Hemos estando hablando acerca de las diversas formas como se manifiesta nuestro amor por Dios. Mencionamos la primera, que consiste en obedecerle; y la segunda, que consiste en hablarle constantemente en la intimidad del corazón, hoy hablamos de la tercera.

Hoy llegamos a nuestra tercera consideración. No hay nada que agrade más a una mujer que un hombre le diga que es bonita o atractiva. Y a un varón lo más agradable que una mujer puede decirle es que es muy varonil o muy inteligente. Ahora bien, a Dios ¿qué cosa podemos decirle que más le agrade? ¿Que es todopoderoso u omnisciente? Bueno, Él ya lo sabe y no necesita que le pasemos la franela. Aunque a Él le agrada ciertamente que le alabemos, hay algo que le agrada aún más.
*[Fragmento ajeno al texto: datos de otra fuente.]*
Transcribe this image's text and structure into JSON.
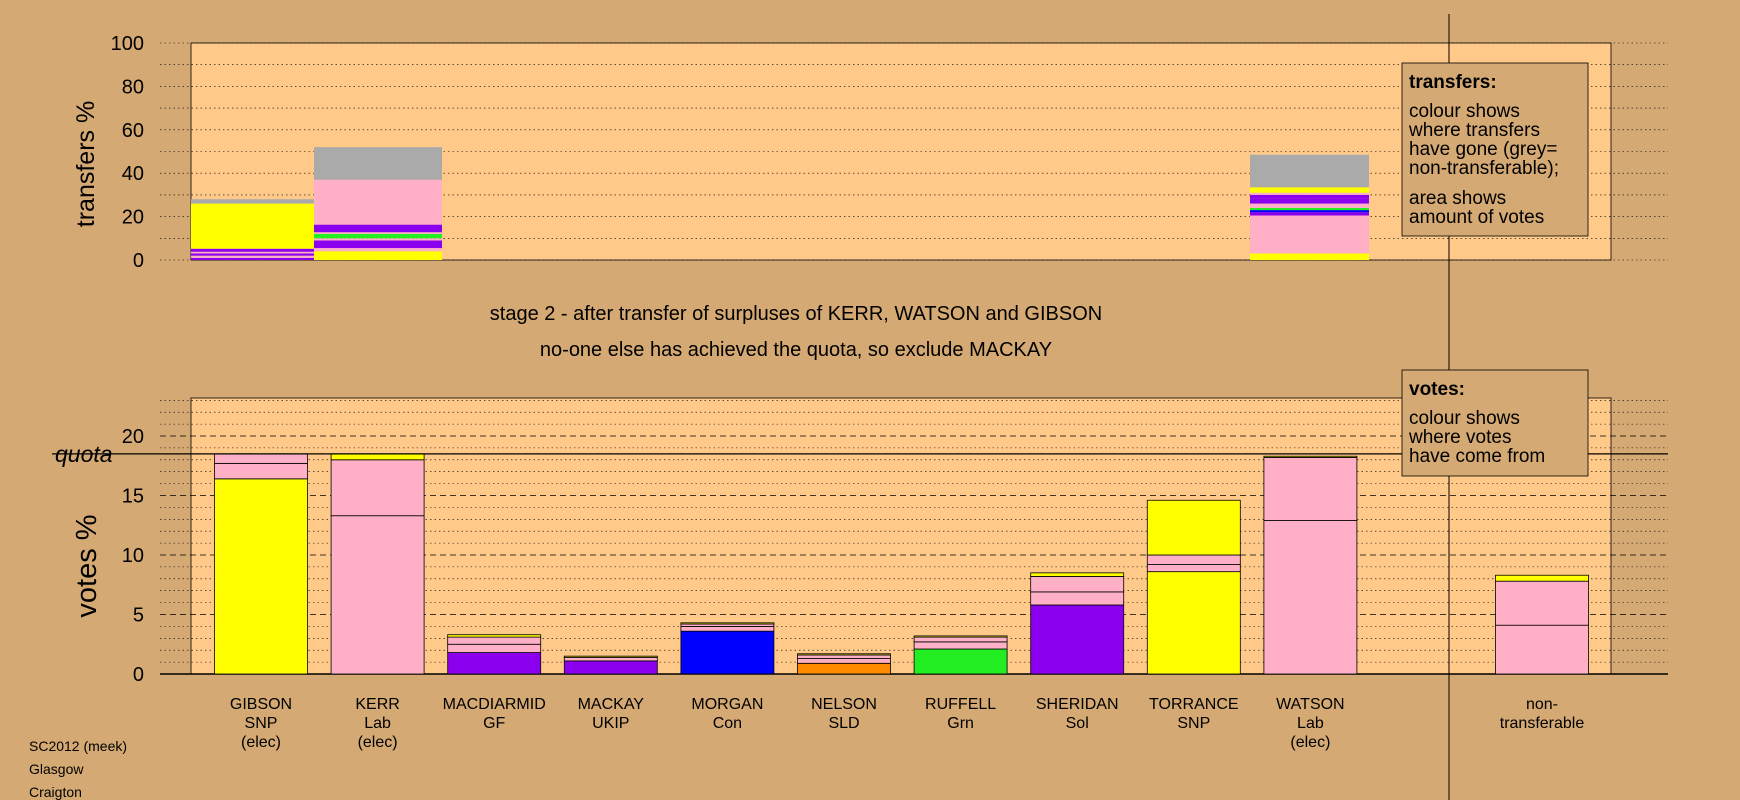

Si yo quiero agradar a Dios, halagarle, lo mejor que puedo hacer es confiar en Él. No hay nada que le agrade más a Dios que el hombre confíe en Él. «Sin fe es imposible agradar a Dios…» (Hb 11:6) Y no hay nada que le desagrade más, que le ofenda más, que desconfiar de Él. Si tú confías en Él para cualquier asunto que te preocupe, le estás diciendo que es sabio y que conoce cuál es la mejor solución, que es poderoso y puede llevar a cabo todo lo que se propone, que es fiel para cumplir todo lo que promete. Si tú confías en Él, hará todo lo necesario, todo lo posible, hasta lo humanamente imposible, para honrar tu confianza, para no defraudarte. De ahí que una de las mejores oraciones que podemos hacer al Padre es aquella conforme a lo que dice el salmo 37:5: «Encomienda al Señor tus caminos, confía en Él y Él obrará.». Si tienes alguna cosa que te preocupa, encárgasela a Dios y Él la resolverá. El apóstol Pedro escribió: «Echad todas vuestras ansiedades sobre Él, porque Él tiene cuidado de vosotros.» (1P 5:7). Pero si nosotros oramos con desconfianza, pensando que no nos dará lo que le pedimos, le ofendemos y actuará tal como hemos pensado, porque «conforme a vuestra  fe os sea hecho» (Mt 9:29).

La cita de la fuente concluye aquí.